И всё рухнуло. Его, Деда, за все его грехи и, главное, за враньё Жене, наказал Бог. Нельзя обманывать любимого человека. А он так и умер, не успев узнать, что немолодой богатый джентльмен проявляет к нему интерес вовсе не потому, что тот напоминает ему выдуманного сына, якобы живущего с матерью в Аргентине, а как безнадёжно влюблённый, средних лет мужчина, жизнь которого на многие годы была переломана зонами и пересылками. И Дед справедливо упрекал себя за отсутствие честности, настойчивости и, самое главное, решительности. Сопровождая в отдалении похоронный кортеж, и не скрывая от случайных взглядов повлажневших глаз, Хвыля клялся, что найдёт и закопает сукиного сына, посмевшего лишить его, может быть, последней в жизни надежды на взаимную любовь.
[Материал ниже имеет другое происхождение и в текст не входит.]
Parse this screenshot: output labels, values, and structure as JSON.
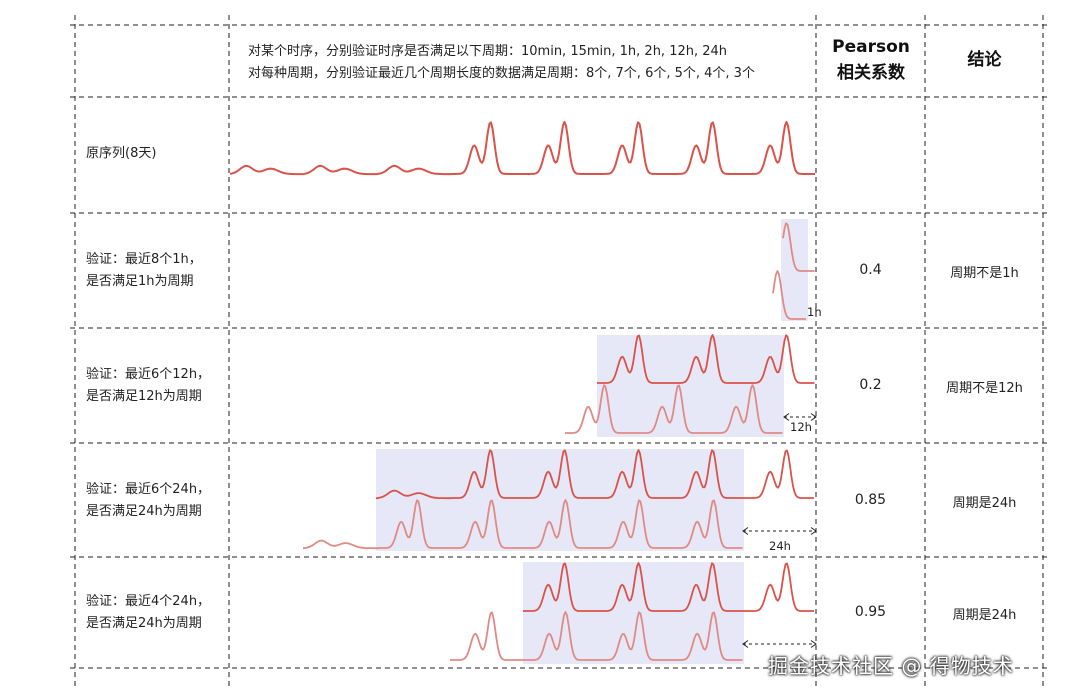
{
  "header": {
    "line1": "对某个时序，分别验证时序是否满足以下周期：10min, 15min, 1h, 2h, 12h, 24h",
    "line2": "对每种周期，分别验证最近几个周期长度的数据满足周期：8个, 7个, 6个, 5个, 4个, 3个",
    "pearson_line1": "Pearson",
    "pearson_line2": "相关系数",
    "conclusion": "结论"
  },
  "rows": [
    {
      "label": "原序列(8天)",
      "pearson": "",
      "conclusion": "",
      "period_label": ""
    },
    {
      "label_line1": "验证：最近8个1h，",
      "label_line2": "是否满足1h为周期",
      "pearson": "0.4",
      "conclusion": "周期不是1h",
      "period_label": "1h"
    },
    {
      "label_line1": "验证：最近6个12h，",
      "label_line2": "是否满足12h为周期",
      "pearson": "0.2",
      "conclusion": "周期不是12h",
      "period_label": "12h"
    },
    {
      "label_line1": "验证：最近6个24h，",
      "label_line2": "是否满足24h为周期",
      "pearson": "0.85",
      "conclusion": "周期是24h",
      "period_label": "24h"
    },
    {
      "label_line1": "验证：最近4个24h，",
      "label_line2": "是否满足24h为周期",
      "pearson": "0.95",
      "conclusion": "周期是24h",
      "period_label": ""
    }
  ],
  "colors": {
    "series": "#d9534a",
    "series_light": "#e08a85",
    "highlight": "#e6e8f7",
    "grid": "#222222"
  },
  "watermark": "掘金技术社区 @ 得物技术"
}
Дед поручил расследовать убийство своей правой руке и заместителю по фирме Михалёву Алексею Георгиевичу, или – для своих – Клёпе. Тот не стал искать сложных путей и набрал номер телефона своего хорошего, точнее, хорошо оплачиваемого знакомого из органов, который мог в подробностях и без особых затрат выяснить, что успела нарыть доблестная милиция. Но, как выяснилось, сильно она не преуспела, хотя, как положено, в меру попыхтела. О чём он тут же своему шефу и доложил.
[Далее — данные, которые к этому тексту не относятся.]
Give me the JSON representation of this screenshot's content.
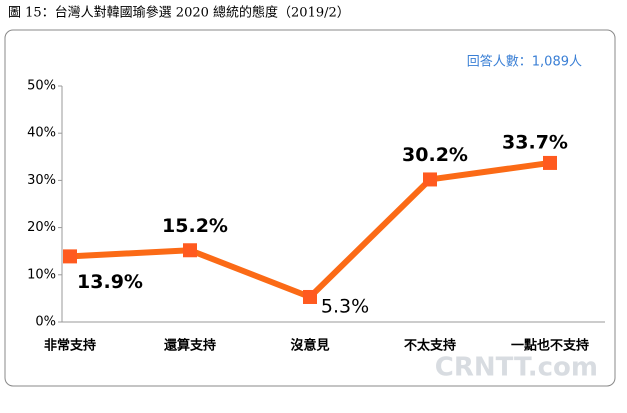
{
  "chart_data": {
    "type": "line",
    "title": "圖 15：台灣人對韓國瑜參選 2020 總統的態度（2019/2）",
    "annotation": "回答人數：1,089人",
    "watermark": "CRNTT.com",
    "categories": [
      "非常支持",
      "還算支持",
      "沒意見",
      "不太支持",
      "一點也不支持"
    ],
    "series": [
      {
        "name": "態度",
        "color": "#fb6a16",
        "values": [
          13.9,
          15.2,
          5.3,
          30.2,
          33.7
        ],
        "value_labels": [
          "13.9%",
          "15.2%",
          "5.3%",
          "30.2%",
          "33.7%"
        ]
      }
    ],
    "ylim": [
      0,
      50
    ],
    "yticks": [
      {
        "value": 0,
        "label": "0%"
      },
      {
        "value": 10,
        "label": "10%"
      },
      {
        "value": 20,
        "label": "20%"
      },
      {
        "value": 30,
        "label": "30%"
      },
      {
        "value": 40,
        "label": "40%"
      },
      {
        "value": 50,
        "label": "50%"
      }
    ],
    "grid": false
  }
}
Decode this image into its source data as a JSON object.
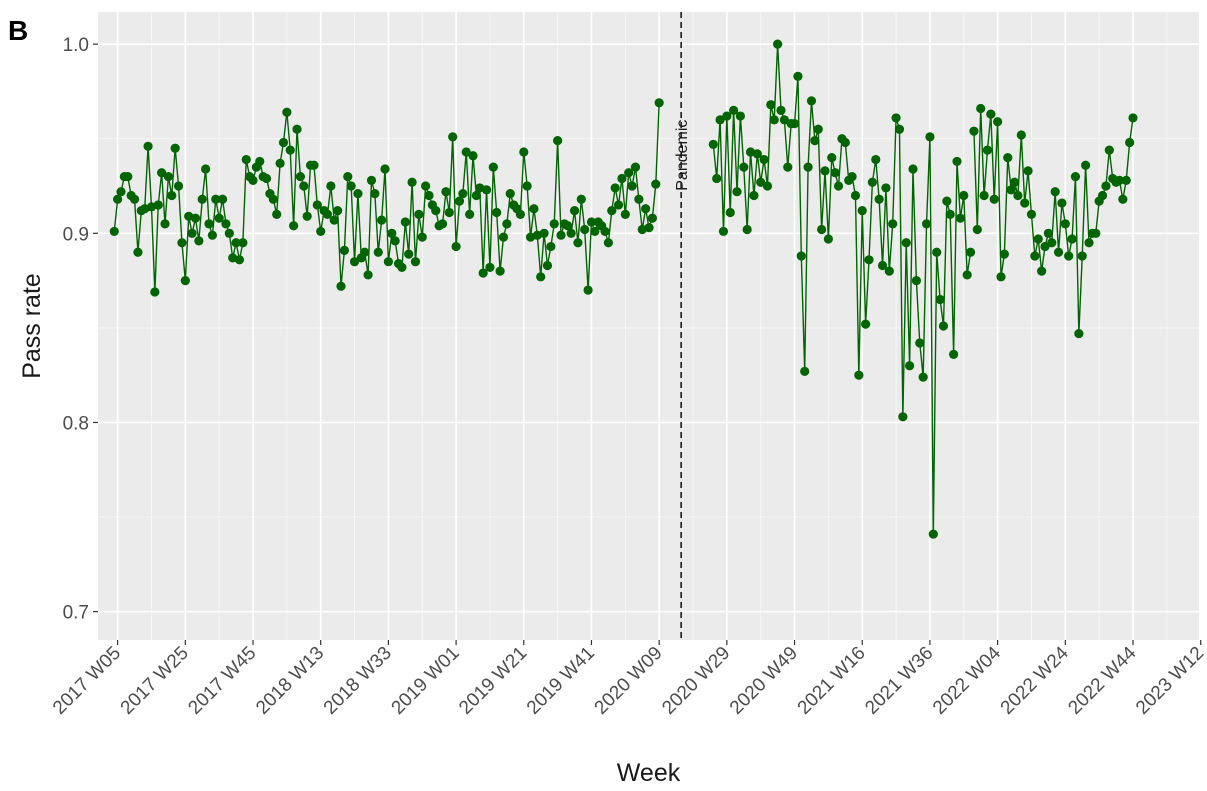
{
  "panel_tag": "B",
  "chart_data": {
    "type": "line",
    "title": "",
    "xlabel": "Week",
    "ylabel": "Pass rate",
    "x_ticks": [
      "2017 W05",
      "2017 W25",
      "2017 W45",
      "2018 W13",
      "2018 W33",
      "2019 W01",
      "2019 W21",
      "2019 W41",
      "2020 W09",
      "2020 W29",
      "2020 W49",
      "2021 W16",
      "2021 W36",
      "2022 W04",
      "2022 W24",
      "2022 W44",
      "2023 W12"
    ],
    "y_ticks": [
      0.7,
      0.8,
      0.9,
      1.0
    ],
    "y_tick_labels": [
      "0.7",
      "0.8",
      "0.9",
      "1.0"
    ],
    "ylim": [
      0.685,
      1.017
    ],
    "x_index_range": [
      -1.8,
      323.5
    ],
    "grid": true,
    "background": "#ebebeb",
    "series_color": "#006400",
    "annotation": {
      "label": "Pandemic",
      "x_week_index": 170.5,
      "line_style": "dashed"
    },
    "series": [
      {
        "segments": [
          {
            "start_week": "2017 W04",
            "values": [
              0.901,
              0.918,
              0.922,
              0.93,
              0.93,
              0.92,
              0.918,
              0.89,
              0.912,
              0.913,
              0.946,
              0.914,
              0.869,
              0.915,
              0.932,
              0.905,
              0.93,
              0.92,
              0.945,
              0.925,
              0.895,
              0.875,
              0.909,
              0.9,
              0.908,
              0.896,
              0.918,
              0.934,
              0.905,
              0.899,
              0.918,
              0.908,
              0.918,
              0.905,
              0.9,
              0.887,
              0.895,
              0.886,
              0.895,
              0.939,
              0.93,
              0.928,
              0.935,
              0.938,
              0.93,
              0.929,
              0.921,
              0.918,
              0.91,
              0.937,
              0.948,
              0.964,
              0.944,
              0.904,
              0.955,
              0.93,
              0.925,
              0.909,
              0.936,
              0.936,
              0.915,
              0.901,
              0.912,
              0.91,
              0.925,
              0.907,
              0.912,
              0.872,
              0.891,
              0.93,
              0.925,
              0.885,
              0.921,
              0.887,
              0.89,
              0.878,
              0.928,
              0.921,
              0.89,
              0.907,
              0.934,
              0.885,
              0.9,
              0.896,
              0.884,
              0.882,
              0.906,
              0.889,
              0.927,
              0.885,
              0.91,
              0.898,
              0.925,
              0.92,
              0.915,
              0.912,
              0.904,
              0.905,
              0.922,
              0.911,
              0.951,
              0.893,
              0.917,
              0.921,
              0.943,
              0.91,
              0.941,
              0.92,
              0.924,
              0.879,
              0.923,
              0.882,
              0.935,
              0.911,
              0.88,
              0.898,
              0.905,
              0.921,
              0.915,
              0.913,
              0.91,
              0.943,
              0.925,
              0.898,
              0.913,
              0.899,
              0.877,
              0.9,
              0.883,
              0.893,
              0.905,
              0.949,
              0.899,
              0.905,
              0.904,
              0.9,
              0.912,
              0.895,
              0.918,
              0.902,
              0.87,
              0.906,
              0.901,
              0.906,
              0.904,
              0.901,
              0.895,
              0.912,
              0.924,
              0.915,
              0.929,
              0.91,
              0.932,
              0.925,
              0.935,
              0.918,
              0.902,
              0.913,
              0.903,
              0.908,
              0.926,
              0.969
            ]
          },
          {
            "start_week": "2020 W25",
            "values": [
              0.947,
              0.929,
              0.96,
              0.901,
              0.962,
              0.911,
              0.965,
              0.922,
              0.962,
              0.935,
              0.902,
              0.943,
              0.92,
              0.942,
              0.927,
              0.939,
              0.925,
              0.968,
              0.96,
              1.0,
              0.965,
              0.96,
              0.935,
              0.958,
              0.958,
              0.983,
              0.888,
              0.827,
              0.935,
              0.97,
              0.949,
              0.955,
              0.902,
              0.933,
              0.897,
              0.94,
              0.932,
              0.925,
              0.95,
              0.948,
              0.928,
              0.93,
              0.92,
              0.825,
              0.912,
              0.852,
              0.886,
              0.927,
              0.939,
              0.918,
              0.883,
              0.924,
              0.88,
              0.905,
              0.961,
              0.955,
              0.803,
              0.895,
              0.83,
              0.934,
              0.875,
              0.842,
              0.824,
              0.905,
              0.951,
              0.741,
              0.89,
              0.865,
              0.851,
              0.917,
              0.91,
              0.836,
              0.938,
              0.908,
              0.92,
              0.878,
              0.89
            ]
          },
          {
            "start_week": "2021 W49",
            "values": [
              0.954,
              0.902,
              0.966,
              0.92,
              0.944,
              0.963,
              0.918,
              0.959,
              0.877,
              0.889,
              0.94,
              0.923,
              0.927,
              0.92,
              0.952,
              0.916,
              0.933,
              0.91,
              0.888,
              0.897,
              0.88,
              0.893,
              0.9,
              0.895,
              0.922,
              0.89,
              0.916,
              0.905,
              0.888,
              0.897,
              0.93,
              0.847,
              0.888,
              0.936,
              0.895,
              0.9,
              0.9,
              0.917,
              0.92,
              0.925,
              0.944,
              0.929,
              0.927,
              0.928,
              0.918,
              0.928,
              0.948,
              0.961
            ]
          }
        ]
      }
    ]
  }
}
Понятно, что сразу всплыло имя Скрепкина как главного кандидата в подозреваемые, хотя, как справедливо полагал Клёпа, Деду нужен был реальный убийца, а не клиент на шконку. А тот тоже весьма и весьма сомневался в причастности Владика. И стиль был не его, и в отношениях между ним и Женей не было ничего предвещавшего беду. Но сбрасывать Владика со счетов Дед всё же не стал и поручил чуток попасти его. Чёрт его знает, думал Степан Андреевич, а вдруг тот ревнив, как африканский мавр, и, пронюхав про встречи Деда и Колибри, устроил разборку. Хотя, как казалось Степану Андреевичу, Скрепкину не хватило бы на это пороху.

Сам доклад о деле проходил в кабинете Хвыли. А у того была дурная, но безобидная привычка – при разговоре вертеть в руках карандаши и в моменты «акме» разламывать эти ни в чём не повинные предметы. Поэтому на столе всегда стоял чёрный пластмассовый стаканчик, наполненный приговорёнными к смерти пишущими принадлежностями.